Le musée de la Rose - Archives

Le musée de la rose - Archives

Gravereaux poursuit sa muse

En 1906, lors de l’inauguration du Théâtre de Verdure, Jules Gravereaux remet en cadeau aux Rosati l’ouvrage La Rose dans les sciences, les lettres et les arts. Documents pour servir à l’histoire de la rose. « Une bien curieuse liste de 3 000 références qui court sur 144 pages… un véritable inventaire à la Prévert. Il s’agit du catalogue d’une collection d’un nouveau genre  , encyclopédique pourrait-on dire, car Gravereaux, collectionneur invétéré, poursuit sa muse. » (Nadine Villalobos, Florilège

 

Intrieur du Muse de la Rose
Intérieur du Musée de la Rose

En effet, alors que la rose lui avait livré presque tous ses secrets botaniques, il se prend alors d’intérêt pour l’histoire de la rose et entame un nouveau projet : collectionner toutes sortes de documents et d’objets sur celle-ci. Le bureau et le laboratoire deviennent alors le musée-bibliothèque de la rose.

 

Classés en quatre sections - sciences, lettres, beaux arts et arts décoratifs - céramiques, peintures, tapis, soieries multicolores, timbres et bibelots en tous genres, côtoient une bibliothèque spécialisée en rhodologie contenant livres, revues, herbiers et dossiers documentaires classés par thème. Si le catalogue La Rose dans les sciences, les lettres et les arts présente déjà une importante collection, il n’est qu’une étape, puisqu’au fil du temps, quelques 11 000 objets seront accumulés dans le pavillon.

Muse de la Rose
Vue de la Roseraie de l’Haÿ
Huile sur bois
H. 0,215 ; L. 0,27 environ
Un des 4 tableaux assemblés en un cadre.

 

Lors d’une visite du musée, l’écrivain d’Annunzio a dit :

« Comme je vous approuve.
En amour, il faut de l’excès. »

 

 

Aujourd’hui, la plupart de ces objet sont conservés aux Archives départementales du Val-de-Marne.

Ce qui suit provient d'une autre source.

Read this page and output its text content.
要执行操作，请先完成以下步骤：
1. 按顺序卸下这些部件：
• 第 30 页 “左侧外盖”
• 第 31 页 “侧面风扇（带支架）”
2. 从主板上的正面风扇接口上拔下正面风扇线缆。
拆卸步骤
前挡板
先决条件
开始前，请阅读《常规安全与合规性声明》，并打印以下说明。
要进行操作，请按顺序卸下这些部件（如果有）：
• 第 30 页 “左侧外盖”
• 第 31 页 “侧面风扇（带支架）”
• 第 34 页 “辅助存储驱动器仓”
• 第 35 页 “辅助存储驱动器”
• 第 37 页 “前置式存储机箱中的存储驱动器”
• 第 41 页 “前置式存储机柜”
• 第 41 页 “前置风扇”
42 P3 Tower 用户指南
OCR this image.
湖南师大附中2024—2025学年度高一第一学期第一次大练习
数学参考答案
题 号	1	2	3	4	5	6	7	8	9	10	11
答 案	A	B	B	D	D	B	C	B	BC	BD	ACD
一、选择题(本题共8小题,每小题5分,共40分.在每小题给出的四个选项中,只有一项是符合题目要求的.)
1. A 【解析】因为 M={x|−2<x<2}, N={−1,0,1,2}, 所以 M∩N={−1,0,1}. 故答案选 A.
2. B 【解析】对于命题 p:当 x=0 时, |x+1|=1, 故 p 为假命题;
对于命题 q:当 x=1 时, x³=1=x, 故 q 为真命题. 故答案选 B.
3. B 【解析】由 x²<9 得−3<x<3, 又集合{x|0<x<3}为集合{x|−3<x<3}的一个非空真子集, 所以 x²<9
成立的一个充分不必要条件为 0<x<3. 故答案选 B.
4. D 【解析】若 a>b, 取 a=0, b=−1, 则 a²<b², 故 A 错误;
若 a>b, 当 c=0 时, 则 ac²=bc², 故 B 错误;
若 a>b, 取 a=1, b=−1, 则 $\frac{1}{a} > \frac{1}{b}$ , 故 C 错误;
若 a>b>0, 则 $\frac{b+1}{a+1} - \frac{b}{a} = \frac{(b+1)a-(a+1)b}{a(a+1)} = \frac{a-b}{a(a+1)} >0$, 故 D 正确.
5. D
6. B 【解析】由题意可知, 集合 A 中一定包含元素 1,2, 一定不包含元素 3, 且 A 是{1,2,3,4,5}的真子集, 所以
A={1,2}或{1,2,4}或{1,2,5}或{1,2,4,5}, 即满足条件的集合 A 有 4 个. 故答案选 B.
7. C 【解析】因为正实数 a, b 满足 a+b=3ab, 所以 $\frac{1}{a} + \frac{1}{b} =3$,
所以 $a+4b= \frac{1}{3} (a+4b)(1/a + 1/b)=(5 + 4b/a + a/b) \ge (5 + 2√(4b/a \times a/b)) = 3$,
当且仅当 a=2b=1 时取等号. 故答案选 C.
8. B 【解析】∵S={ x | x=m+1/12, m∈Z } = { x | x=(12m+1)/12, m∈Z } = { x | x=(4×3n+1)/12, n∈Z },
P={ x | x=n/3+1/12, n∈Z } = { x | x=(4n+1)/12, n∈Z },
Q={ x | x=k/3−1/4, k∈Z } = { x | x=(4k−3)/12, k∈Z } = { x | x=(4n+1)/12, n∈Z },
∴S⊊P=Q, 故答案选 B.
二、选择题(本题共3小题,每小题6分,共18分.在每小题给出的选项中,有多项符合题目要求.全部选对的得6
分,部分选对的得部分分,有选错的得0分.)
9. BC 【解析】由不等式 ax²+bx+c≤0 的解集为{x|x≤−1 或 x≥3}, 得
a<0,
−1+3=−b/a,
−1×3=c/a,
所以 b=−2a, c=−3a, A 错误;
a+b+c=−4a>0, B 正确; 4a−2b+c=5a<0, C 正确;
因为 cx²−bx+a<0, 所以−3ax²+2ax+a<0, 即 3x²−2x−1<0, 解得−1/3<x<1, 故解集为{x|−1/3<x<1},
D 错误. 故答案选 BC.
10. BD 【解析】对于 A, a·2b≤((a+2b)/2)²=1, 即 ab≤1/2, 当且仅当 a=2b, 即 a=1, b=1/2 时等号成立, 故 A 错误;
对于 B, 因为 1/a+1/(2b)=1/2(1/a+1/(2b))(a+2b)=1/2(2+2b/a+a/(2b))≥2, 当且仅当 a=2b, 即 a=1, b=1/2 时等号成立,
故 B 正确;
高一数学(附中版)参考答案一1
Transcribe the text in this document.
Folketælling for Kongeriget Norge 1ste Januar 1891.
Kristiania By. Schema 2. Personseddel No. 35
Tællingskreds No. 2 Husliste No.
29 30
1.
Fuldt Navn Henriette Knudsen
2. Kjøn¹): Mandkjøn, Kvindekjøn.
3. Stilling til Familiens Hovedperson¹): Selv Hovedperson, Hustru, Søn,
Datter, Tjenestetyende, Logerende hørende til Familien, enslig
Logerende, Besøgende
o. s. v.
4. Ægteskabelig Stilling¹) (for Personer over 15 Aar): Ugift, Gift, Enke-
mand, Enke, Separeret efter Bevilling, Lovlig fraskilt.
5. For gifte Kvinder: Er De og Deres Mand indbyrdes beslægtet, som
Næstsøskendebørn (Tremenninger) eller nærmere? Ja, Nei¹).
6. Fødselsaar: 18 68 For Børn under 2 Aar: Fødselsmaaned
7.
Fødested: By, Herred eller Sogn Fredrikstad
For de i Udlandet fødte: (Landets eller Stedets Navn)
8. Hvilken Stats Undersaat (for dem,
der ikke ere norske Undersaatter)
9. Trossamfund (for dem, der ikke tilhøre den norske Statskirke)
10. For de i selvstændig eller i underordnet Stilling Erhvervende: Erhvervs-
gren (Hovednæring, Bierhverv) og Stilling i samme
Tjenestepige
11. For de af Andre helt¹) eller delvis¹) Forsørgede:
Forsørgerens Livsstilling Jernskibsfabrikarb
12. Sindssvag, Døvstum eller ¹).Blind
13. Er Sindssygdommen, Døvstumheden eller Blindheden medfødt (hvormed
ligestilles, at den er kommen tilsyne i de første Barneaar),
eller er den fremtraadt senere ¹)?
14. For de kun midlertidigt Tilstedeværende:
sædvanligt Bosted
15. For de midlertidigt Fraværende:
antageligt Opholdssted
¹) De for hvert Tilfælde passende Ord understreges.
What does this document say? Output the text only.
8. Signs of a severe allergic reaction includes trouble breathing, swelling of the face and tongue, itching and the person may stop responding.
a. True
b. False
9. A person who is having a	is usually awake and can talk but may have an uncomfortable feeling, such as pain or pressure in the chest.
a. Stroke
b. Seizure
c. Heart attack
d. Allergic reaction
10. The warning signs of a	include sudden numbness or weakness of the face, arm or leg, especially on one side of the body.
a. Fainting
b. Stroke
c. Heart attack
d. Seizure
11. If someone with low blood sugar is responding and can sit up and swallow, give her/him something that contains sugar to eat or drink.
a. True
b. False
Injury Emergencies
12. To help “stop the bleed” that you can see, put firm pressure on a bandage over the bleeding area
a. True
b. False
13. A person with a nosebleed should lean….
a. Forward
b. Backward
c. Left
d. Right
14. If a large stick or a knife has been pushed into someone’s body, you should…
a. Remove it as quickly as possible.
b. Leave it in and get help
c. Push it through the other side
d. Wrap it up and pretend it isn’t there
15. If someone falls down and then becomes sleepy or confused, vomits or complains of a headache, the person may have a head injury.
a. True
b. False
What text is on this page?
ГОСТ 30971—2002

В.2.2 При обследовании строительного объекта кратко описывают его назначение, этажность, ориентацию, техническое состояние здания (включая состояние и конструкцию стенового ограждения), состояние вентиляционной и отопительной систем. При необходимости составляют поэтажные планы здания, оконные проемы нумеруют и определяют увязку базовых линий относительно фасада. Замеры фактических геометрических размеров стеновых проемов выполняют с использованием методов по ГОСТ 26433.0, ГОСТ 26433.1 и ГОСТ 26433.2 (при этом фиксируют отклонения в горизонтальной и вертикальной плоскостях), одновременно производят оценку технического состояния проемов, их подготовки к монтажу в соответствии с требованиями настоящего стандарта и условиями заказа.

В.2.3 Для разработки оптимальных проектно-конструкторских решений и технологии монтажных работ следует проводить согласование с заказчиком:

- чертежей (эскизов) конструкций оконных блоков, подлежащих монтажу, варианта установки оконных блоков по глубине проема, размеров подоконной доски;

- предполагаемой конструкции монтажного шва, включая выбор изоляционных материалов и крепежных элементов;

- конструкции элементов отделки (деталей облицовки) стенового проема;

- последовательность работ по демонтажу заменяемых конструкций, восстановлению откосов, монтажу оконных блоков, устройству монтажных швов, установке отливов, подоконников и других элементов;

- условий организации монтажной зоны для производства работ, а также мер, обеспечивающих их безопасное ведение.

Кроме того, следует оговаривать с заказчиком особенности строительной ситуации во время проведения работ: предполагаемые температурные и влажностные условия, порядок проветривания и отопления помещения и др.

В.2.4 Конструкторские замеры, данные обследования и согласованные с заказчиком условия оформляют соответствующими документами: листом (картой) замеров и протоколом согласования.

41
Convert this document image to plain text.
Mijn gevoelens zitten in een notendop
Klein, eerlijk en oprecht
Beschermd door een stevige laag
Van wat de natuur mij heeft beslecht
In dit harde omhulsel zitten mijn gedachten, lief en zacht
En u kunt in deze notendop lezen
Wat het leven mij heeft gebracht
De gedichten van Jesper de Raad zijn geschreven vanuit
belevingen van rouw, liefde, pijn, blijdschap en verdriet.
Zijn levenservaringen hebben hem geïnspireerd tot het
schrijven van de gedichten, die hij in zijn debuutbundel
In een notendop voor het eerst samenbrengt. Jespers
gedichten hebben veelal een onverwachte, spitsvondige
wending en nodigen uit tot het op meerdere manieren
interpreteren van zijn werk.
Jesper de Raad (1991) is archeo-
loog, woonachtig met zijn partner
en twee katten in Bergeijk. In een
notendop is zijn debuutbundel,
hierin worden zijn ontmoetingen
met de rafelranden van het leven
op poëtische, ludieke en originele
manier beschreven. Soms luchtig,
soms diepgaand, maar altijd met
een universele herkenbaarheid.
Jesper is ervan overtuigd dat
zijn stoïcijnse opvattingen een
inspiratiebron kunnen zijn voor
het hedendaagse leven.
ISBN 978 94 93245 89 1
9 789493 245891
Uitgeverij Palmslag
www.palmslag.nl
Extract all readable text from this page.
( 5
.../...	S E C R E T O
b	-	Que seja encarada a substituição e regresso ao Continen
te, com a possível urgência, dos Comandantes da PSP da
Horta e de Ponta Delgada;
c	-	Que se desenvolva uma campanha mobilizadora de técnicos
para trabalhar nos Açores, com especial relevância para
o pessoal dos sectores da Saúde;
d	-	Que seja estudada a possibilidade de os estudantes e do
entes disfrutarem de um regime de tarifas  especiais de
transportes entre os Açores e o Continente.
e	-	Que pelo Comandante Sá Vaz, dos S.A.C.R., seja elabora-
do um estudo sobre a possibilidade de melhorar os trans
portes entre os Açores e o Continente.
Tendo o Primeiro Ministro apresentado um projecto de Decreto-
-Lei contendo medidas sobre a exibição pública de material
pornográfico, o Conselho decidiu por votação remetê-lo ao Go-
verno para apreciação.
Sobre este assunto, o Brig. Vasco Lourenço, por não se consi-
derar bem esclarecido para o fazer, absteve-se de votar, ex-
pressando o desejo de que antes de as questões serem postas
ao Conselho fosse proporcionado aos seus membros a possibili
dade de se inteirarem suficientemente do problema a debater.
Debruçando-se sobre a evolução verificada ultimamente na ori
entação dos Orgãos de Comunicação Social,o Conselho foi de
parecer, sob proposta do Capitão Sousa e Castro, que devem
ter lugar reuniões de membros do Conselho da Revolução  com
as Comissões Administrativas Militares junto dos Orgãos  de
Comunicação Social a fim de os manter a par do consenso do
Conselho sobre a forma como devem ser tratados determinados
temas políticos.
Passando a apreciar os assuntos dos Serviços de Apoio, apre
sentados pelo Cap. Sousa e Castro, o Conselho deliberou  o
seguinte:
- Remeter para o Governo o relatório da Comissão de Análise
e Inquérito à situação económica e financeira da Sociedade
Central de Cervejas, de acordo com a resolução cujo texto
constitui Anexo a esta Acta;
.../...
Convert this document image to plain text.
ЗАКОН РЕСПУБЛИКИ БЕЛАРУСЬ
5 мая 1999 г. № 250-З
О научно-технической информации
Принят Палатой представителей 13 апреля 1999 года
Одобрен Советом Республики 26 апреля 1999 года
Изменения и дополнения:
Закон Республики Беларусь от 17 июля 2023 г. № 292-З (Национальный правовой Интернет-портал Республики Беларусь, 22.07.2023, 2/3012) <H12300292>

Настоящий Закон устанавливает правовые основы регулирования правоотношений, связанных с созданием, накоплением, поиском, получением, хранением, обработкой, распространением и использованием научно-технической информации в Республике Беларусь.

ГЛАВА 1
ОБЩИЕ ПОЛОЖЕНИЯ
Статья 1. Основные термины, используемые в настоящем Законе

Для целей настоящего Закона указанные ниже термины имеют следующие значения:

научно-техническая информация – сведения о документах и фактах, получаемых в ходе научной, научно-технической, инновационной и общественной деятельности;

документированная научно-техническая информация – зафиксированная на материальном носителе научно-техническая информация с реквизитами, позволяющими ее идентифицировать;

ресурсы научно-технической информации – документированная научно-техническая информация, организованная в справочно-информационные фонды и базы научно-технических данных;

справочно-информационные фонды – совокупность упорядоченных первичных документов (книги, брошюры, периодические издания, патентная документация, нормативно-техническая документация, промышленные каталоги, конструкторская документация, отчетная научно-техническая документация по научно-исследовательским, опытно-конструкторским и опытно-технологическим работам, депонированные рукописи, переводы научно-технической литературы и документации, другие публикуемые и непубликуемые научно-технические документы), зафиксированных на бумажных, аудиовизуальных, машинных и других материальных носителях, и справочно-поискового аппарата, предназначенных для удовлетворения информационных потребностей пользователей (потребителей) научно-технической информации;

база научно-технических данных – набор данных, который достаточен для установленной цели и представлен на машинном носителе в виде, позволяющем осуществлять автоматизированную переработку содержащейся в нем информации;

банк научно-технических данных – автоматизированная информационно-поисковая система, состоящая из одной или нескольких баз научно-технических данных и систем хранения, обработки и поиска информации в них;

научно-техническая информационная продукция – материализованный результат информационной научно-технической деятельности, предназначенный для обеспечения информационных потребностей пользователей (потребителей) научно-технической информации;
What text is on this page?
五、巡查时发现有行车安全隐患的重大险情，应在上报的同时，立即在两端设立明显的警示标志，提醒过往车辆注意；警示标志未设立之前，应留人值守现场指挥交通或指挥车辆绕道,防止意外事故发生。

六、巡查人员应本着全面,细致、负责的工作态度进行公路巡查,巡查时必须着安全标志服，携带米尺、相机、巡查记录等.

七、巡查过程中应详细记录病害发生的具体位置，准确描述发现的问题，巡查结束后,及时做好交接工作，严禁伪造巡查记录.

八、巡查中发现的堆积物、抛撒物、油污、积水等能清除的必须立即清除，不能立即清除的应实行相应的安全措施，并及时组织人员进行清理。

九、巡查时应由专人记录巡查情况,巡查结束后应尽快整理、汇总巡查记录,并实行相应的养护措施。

Les Archives départementales du Val-de-Marne possède deux fonds complémentaires sur la rose : celui du musée de la rose, créé par Jules Gravereaux dans sa roseraie de L’Haÿ, et une partie des archives d’une famille de pépiniéristes briards, les Cochet.

Le fonds du musée de la rose comprend des collections de différentes formes : livres et périodiques, dossiers documentaires, peintures, dessins et estampes, cartes postales, photographies, enfin ensembles très variés comme des ex-libris, des reliures, des timbres, des objets, des tissus, etc.
Cette collection de documents et d’objets sur la rose a été enrichie par les descendants de Jules Gravereaux qui ont fait don au département du Val-de-Marne, de plusieurs documents audiovisuels…

Ce fonds est d’une richesse rare : il permet à la fois de découvrir un ensemble unique sur l’iconographie de la rose dans toutes les techniques, de rencontrer la personnalité hors du commun de Jules Gravereaux, et de revivre la culture matérielle et intellectuelle propre au début du XXème siècle.

 

 

Vue de la Roseraie de L’Haÿ, 1912.
Jacques AUBERT
Aquarelle sur papier
H. 0,383 - L. 0,253.

Dédicace à Jules Gravereaux.

Rosier à cent feuilles foliacé.
Pierre-Joseph REDOUTÉ
Estampe.

 

Peu volumineux (3,30 mètres linéaires), le fonds Legrand-Cochet est composé de correspondances, de notes et d’ouvrages. Parmi eux, se trouvent deux ensembles dont très peu d’exemplaires ont été conservés :
- une série très complète du Journal des roses, créé par Charles Cochet ;
- une édition des Roses peintes par Pierre-Joseph Redouté (1829), par le très célèbre « peintre des roses » qui, pour l’impératrice Joséphine, immortalisa notamment les roses de son jardin de Malmaison.
La suite de ce fonds est répartie entre les archives départementales de Seine-et-Marne et les archives départementales du Val-de-Marne : une documentation sur les rosiéristes et les écoles d’horticulture de la Brie est conservée aux Archives départementales de Seine-et-Marne, tandis que des correspondances avec Jules Gravereaux et des ouvrages sur la rose sont aux archives départementales du Val-de-Marne. Ce fonds complète particulièrement bien les ressources documentaires du musée de la rose, en particulier pour les ouvrages botaniques.

 

Tous ces documents sont consultables sur demande aux archives départementales du Val-de-Marne.